Joe Nieuwendyk, the Dallas Stars' general manager, had begun his NHL career with the Flames in 1987 and said Hotchkiss treated every one on the team as the member of an extended family.
"As far as being a people person, he really had that side of ownership figured out," said Nieuwendyk. "He and Becky both cared about the players. First and foremost, they cared about the team."
But he felt badly for Hotchkiss as the business changed and players left for economic reasons. "Those types of things really affected Harley - because we had such a family atmosphere created by the Flames' owners.
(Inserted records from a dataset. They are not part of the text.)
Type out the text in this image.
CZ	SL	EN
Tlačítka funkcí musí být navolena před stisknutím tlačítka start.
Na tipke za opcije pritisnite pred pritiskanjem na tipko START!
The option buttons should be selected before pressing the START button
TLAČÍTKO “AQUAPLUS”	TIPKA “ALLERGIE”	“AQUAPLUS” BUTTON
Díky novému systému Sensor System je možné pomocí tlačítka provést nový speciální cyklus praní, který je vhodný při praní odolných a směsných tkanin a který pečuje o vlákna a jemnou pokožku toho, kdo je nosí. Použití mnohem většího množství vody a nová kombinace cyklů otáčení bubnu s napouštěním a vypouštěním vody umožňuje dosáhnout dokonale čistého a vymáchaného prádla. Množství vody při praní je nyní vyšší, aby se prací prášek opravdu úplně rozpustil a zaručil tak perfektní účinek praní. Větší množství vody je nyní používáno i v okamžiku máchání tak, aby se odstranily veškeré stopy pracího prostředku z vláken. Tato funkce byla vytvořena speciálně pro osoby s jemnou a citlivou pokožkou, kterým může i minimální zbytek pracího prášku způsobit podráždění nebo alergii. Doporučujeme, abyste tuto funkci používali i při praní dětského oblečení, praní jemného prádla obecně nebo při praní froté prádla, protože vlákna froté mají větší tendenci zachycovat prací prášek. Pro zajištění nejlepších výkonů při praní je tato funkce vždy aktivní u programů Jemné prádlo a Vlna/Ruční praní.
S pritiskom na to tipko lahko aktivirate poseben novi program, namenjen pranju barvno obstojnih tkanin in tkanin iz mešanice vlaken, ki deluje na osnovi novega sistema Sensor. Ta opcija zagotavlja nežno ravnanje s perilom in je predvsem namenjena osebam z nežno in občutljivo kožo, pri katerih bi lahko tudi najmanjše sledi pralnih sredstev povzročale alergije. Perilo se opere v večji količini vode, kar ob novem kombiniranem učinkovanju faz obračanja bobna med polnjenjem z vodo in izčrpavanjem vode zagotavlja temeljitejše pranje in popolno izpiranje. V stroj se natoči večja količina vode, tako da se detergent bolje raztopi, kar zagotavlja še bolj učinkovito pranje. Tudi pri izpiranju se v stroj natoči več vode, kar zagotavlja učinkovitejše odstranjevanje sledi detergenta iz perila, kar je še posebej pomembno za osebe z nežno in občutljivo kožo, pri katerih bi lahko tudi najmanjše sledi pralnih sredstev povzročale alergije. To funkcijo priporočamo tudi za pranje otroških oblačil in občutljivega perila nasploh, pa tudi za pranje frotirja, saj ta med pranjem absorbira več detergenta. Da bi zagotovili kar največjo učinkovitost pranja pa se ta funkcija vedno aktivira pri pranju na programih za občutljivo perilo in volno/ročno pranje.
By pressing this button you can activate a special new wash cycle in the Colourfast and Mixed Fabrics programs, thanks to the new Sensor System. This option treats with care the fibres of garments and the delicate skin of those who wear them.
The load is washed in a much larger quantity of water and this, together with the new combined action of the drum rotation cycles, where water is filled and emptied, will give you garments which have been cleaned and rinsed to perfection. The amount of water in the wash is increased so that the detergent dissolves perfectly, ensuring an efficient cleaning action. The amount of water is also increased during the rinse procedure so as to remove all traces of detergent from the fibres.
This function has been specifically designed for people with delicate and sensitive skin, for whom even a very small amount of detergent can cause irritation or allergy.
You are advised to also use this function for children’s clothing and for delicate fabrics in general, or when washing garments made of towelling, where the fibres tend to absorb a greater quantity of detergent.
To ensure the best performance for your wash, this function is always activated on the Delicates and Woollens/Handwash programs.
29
They really built something so solid that the fans of Calgary could identify with and be a part of. Harley was really responsible for that."
Loyalty was a big part of the Hotchkiss credo. During his six two-year terms as NHL chairman, he forged a friendship with Bettman that saw the often embattled NHL commissioner call him once a week, even after he'd stepped aside from his duties on the NHL board, to inquire after his health.
Hotchkiss had sold his Flames shares, but last Tuesday, Bettman travelled to Calgary and was supposed to be the surprise guest at a dinner honouring Hotchkiss and his brain institute.
Hotchkiss was too ill to attend the dinner, so instead, the commissioner spent 2 1/2 hours visiting with him. As Hotchkiss had said a few days earlier: "Friendships are meaningful and, when you're in trouble, they are particularly meaningful."
He leaves his wife Becky and five children: Brenda, Paul, John, Richard and Jeff.